Гигант литовец смеялся:
— Какая собака ее укусила? Наверное, в любви неудача.
— Вы не сестра… Вам не в госпитале быть, а в кабаке!
Сестра уже ненавидела Андрея… Его одного из всей толпы… За всех, за все…
— Нахал, как ты смеешь?.. — взвизгнула и громко, по-бабьи заплакала в руку, собирая людей.
В новом припадке слабости Андрей пошел в сторону вдоль поезда. Красные стены притягивали на ходу. Литовец шел рядом, но смотрел вперед. Литовец стал на минуту чужим.
Чья-то рука легла на плечо, рванула погон.
Андрей обернулся. Маленькое озверелое лицо приблизилось вплотную. Глаза человека были на два вершка ниже глаз Андрея. Серебристый погон требовал немедленного отдания чести.
Рука маленького человека дрожала. У Кольцова всегда дрожат руки, когда он бьет по лицу канониров…
«Ударит — отвечу… расстрел… отвечу!»
— Как смел оскорбить сестру? Отвечай, сволочь! — визжал офицерик.
Заговорил не по уставу, но как всегда, как на воле. Солдатская корочка отпала легко, сама собою.
— Я обратился к сестре вежливо. Она не смеет так грубо обращаться с больными.
Рука уже укусившей змейкой сползла с плеча.
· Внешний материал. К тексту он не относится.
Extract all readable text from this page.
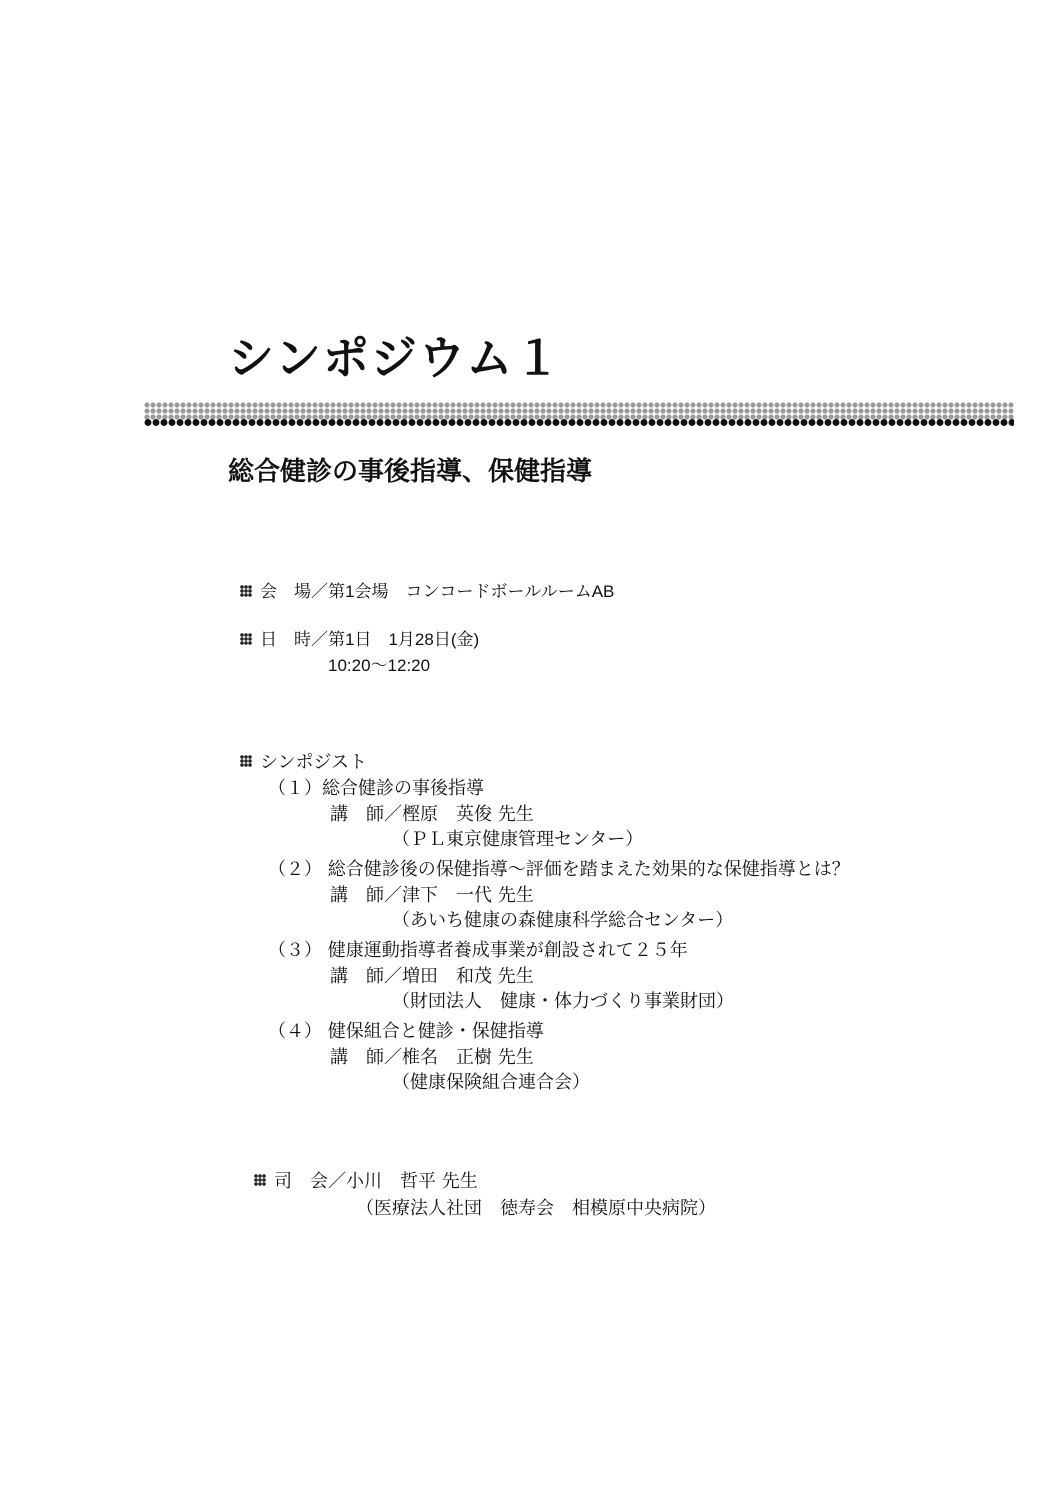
シンポジウム１
総合健診の事後指導、保健指導
会　場／第1会場　コンコードボールルームAB
日　時／第1日　1月28日(金)
10:20～12:20
シンポジスト
（１）総合健診の事後指導
講　師／樫原　英俊 先生
（ＰＬ東京健康管理センター）
（２） 総合健診後の保健指導～評価を踏まえた効果的な保健指導とは？
講　師／津下　一代 先生
（あいち健康の森健康科学総合センター）
（３） 健康運動指導者養成事業が創設されて２５年
講　師／増田　和茂 先生
（財団法人　健康・体力づくり事業財団）
（４） 健保組合と健診・保健指導
講　師／椎名　正樹 先生
（健康保険組合連合会）
司　会／小川　哲平 先生
（医療法人社団　徳寿会　相模原中央病院）
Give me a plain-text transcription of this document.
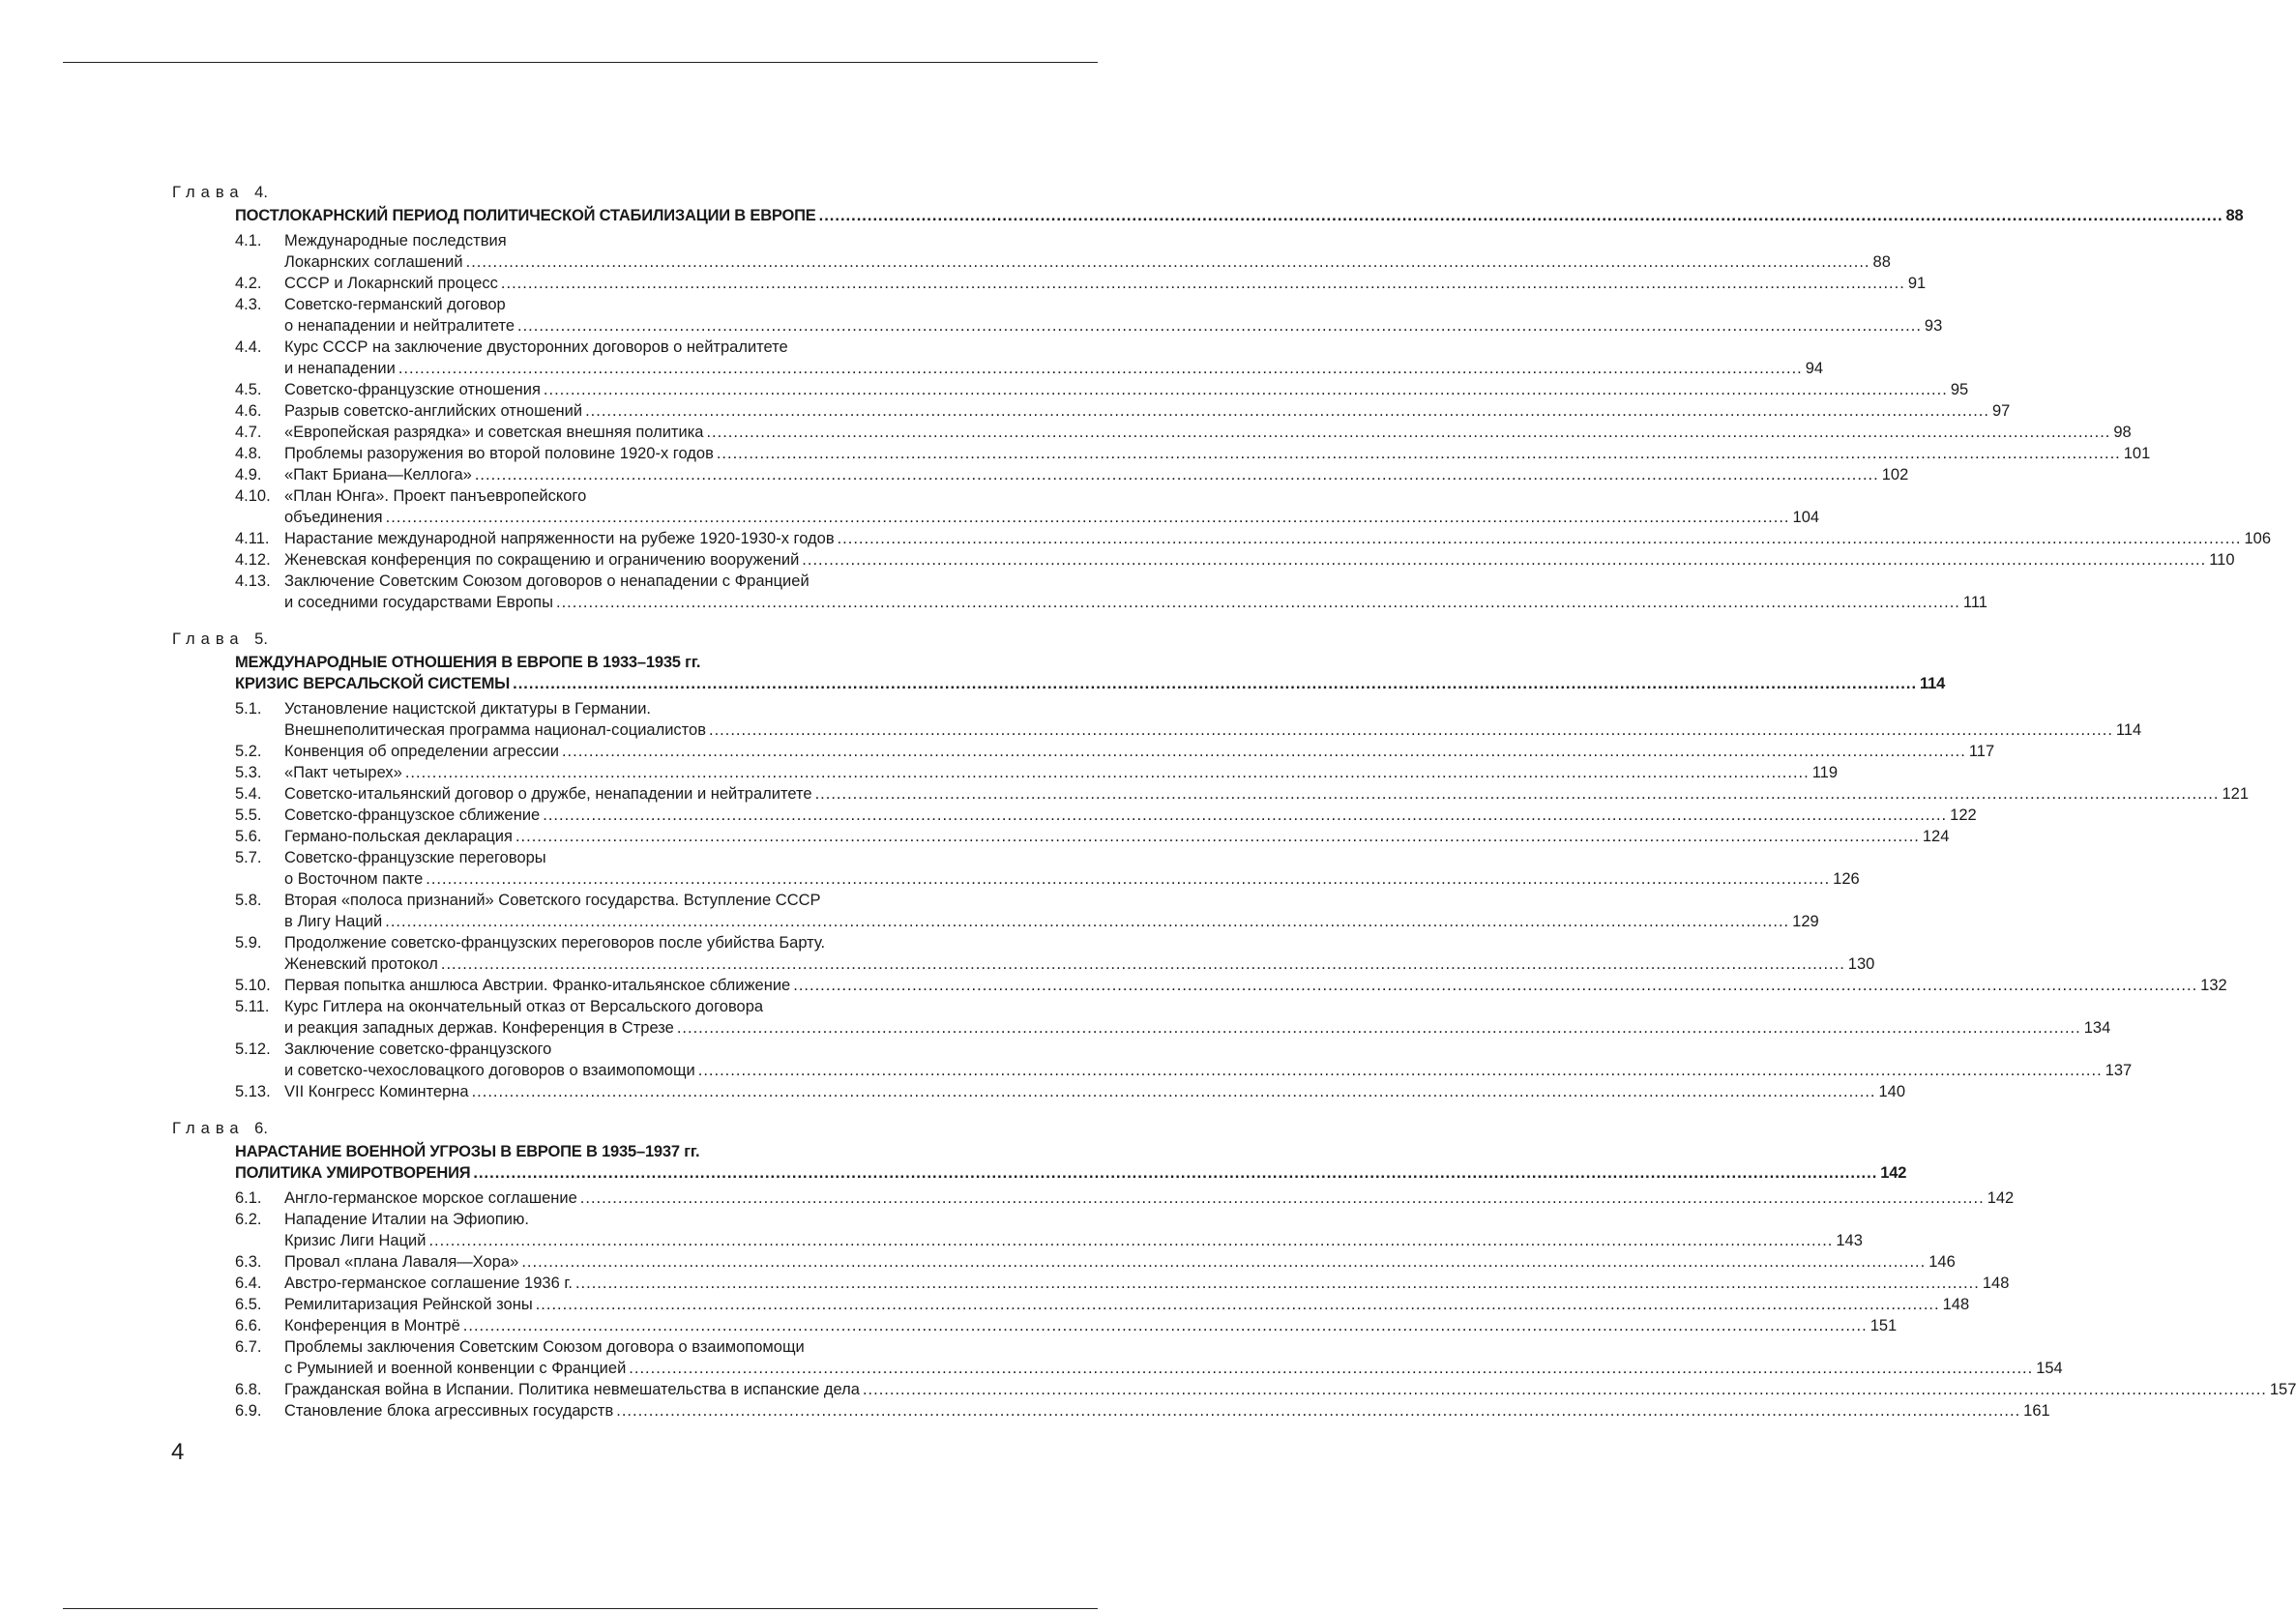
Глава 4.
ПОСТЛОКАРНСКИЙ ПЕРИОД ПОЛИТИЧЕСКОЙ СТАБИЛИЗАЦИИ В ЕВРОПЕ .....	88
4.1.	Международные последствия
Локарнских соглашений .....	88
4.2.	СССР и Локарнский процесс .....	91
4.3.	Советско-германский договор
о ненападении и нейтралитете .....	93
4.4.	Курс СССР на заключение двусторонних договоров о нейтралитете
и ненападении .....	94
4.5.	Советско-французские отношения .....	95
4.6.	Разрыв советско-английских отношений .....	97
4.7.	«Европейская разрядка» и советская внешняя политика .....	98
4.8.	Проблемы разоружения во второй половине 1920-х годов .....	101
4.9.	«Пакт Бриана—Келлога» .....	102
4.10. «План Юнга». Проект панъевропейского
объединения .....	104
4.11. Нарастание международной напряженности на рубеже 1920-1930-х годов .....	106
4.12. Женевская конференция по сокращению и ограничению вооружений .....	110
4.13. Заключение Советским Союзом договоров о ненападении с Францией
и соседними государствами Европы .....	111
Глава 5.
МЕЖДУНАРОДНЫЕ ОТНОШЕНИЯ В ЕВРОПЕ В 1933–1935 гг.
КРИЗИС ВЕРСАЛЬСКОЙ СИСТЕМЫ .....	114
5.1.	Установление нацистской диктатуры в Германии.
Внешнеполитическая программа национал-социалистов .....	114
5.2.	Конвенция об определении агрессии .....	117
5.3.	«Пакт четырех» .....	119
5.4.	Советско-итальянский договор о дружбе, ненападении и нейтралитете .....	121
5.5.	Советско-французское сближение .....	122
5.6.	Германо-польская декларация .....	124
5.7.	Советско-французские переговоры
о Восточном пакте .....	126
5.8.	Вторая «полоса признаний» Советского государства. Вступление СССР
в Лигу Наций .....	129
5.9.	Продолжение советско-французских переговоров после убийства Барту.
Женевский протокол .....	130
5.10. Первая попытка аншлюса Австрии. Франко-итальянское сближение .....	132
5.11. Курс Гитлера на окончательный отказ от Версальского договора
и реакция западных держав. Конференция в Стрезе .....	134
5.12. Заключение советско-французского
и советско-чехословацкого договоров о взаимопомощи .....	137
5.13. VII Конгресс Коминтерна .....	140
Глава 6.
НАРАСТАНИЕ ВОЕННОЙ УГРОЗЫ В ЕВРОПЕ В 1935–1937 гг.
ПОЛИТИКА УМИРОТВОРЕНИЯ .....	142
6.1.	Англо-германское морское соглашение .....	142
6.2.	Нападение Италии на Эфиопию.
Кризис Лиги Наций .....	143
6.3.	Провал «плана Лаваля—Хора» .....	146
6.4.	Австро-германское соглашение 1936 г. .....	148
6.5.	Ремилитаризация Рейнской зоны .....	148
6.6.	Конференция в Монтрё .....	151
6.7.	Проблемы заключения Советским Союзом договора о взаимопомощи
с Румынией и военной конвенции с Францией .....	154
6.8.	Гражданская война в Испании. Политика невмешательства в испанские дела .....	157
6.9.	Становление блока агрессивных государств .....	161
4
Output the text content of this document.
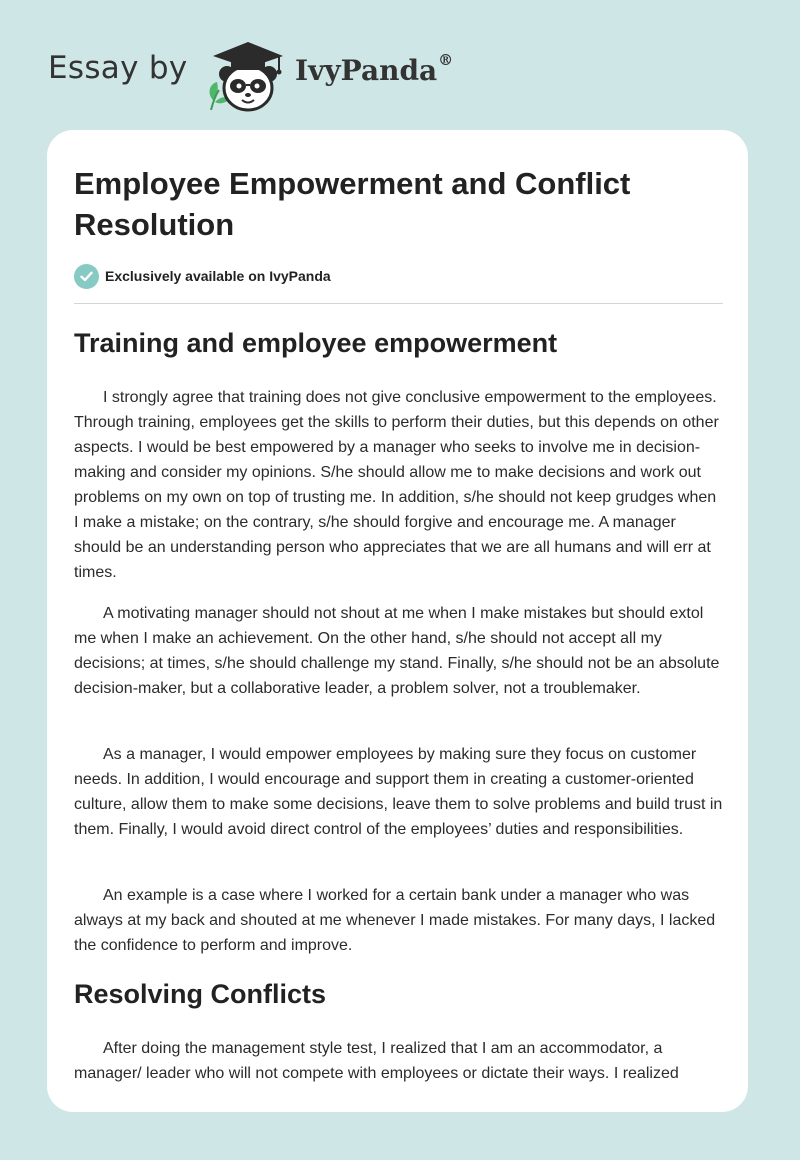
Essay by	IvyPanda®
Employee Empowerment and Conflict Resolution
Exclusively available on IvyPanda
Training and employee empowerment

I strongly agree that training does not give conclusive empowerment to the employees. Through training, employees get the skills to perform their duties, but this depends on other aspects. I would be best empowered by a manager who seeks to involve me in decision-making and consider my opinions. S/he should allow me to make decisions and work out problems on my own on top of trusting me. In addition, s/he should not keep grudges when I make a mistake; on the contrary, s/he should forgive and encourage me. A manager should be an understanding person who appreciates that we are all humans and will err at times.

A motivating manager should not shout at me when I make mistakes but should extol me when I make an achievement. On the other hand, s/he should not accept all my decisions; at times, s/he should challenge my stand. Finally, s/he should not be an absolute decision-maker, but a collaborative leader, a problem solver, not a troublemaker.

As a manager, I would empower employees by making sure they focus on customer needs. In addition, I would encourage and support them in creating a customer-oriented culture, allow them to make some decisions, leave them to solve problems and build trust in them. Finally, I would avoid direct control of the employees’ duties and responsibilities.

An example is a case where I worked for a certain bank under a manager who was always at my back and shouted at me whenever I made mistakes. For many days, I lacked the confidence to perform and improve.

Resolving Conflicts

After doing the management style test, I realized that I am an accommodator, a manager/ leader who will not compete with employees or dictate their ways. I realized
— Вы вольноопределяющийся? Почему на погонах нет знаков?
— На куртке есть. Погоны в грязи. — И Андрей замолчал.
Офицерик закричал еще что-то, больше не нужное ни ему, ни Андрею. Какими-то злыми словами он хотел смягчить неожиданный для окружающих переход.
— Вежливый. Из студентов, наверное, — сказал литовец. — Гляди, в морду не дал.
Андрей думал:
«На каких крошечных шарнирчиках поворачиваются огромные плоскости жизни. В морду. В военное время — расстрел. Или стреляйся сам. Да, возможно, тоже студент. А если бы он сам был офицером — за такой ответ сестру выгнали бы вон. Рапорт по команде и — вон с позором».
— А наш бы, литовский, кадровый, зубы посчитал бы. Не без этого, — продолжал литовец. — Мастера бить. С размаху…
— И тебя били? — со страхом спросил Андрей. Он хотел, чтобы этот сильный человек сказал «нет».
— Мне бы столько рублей сейчас… хватило бы на дорогу.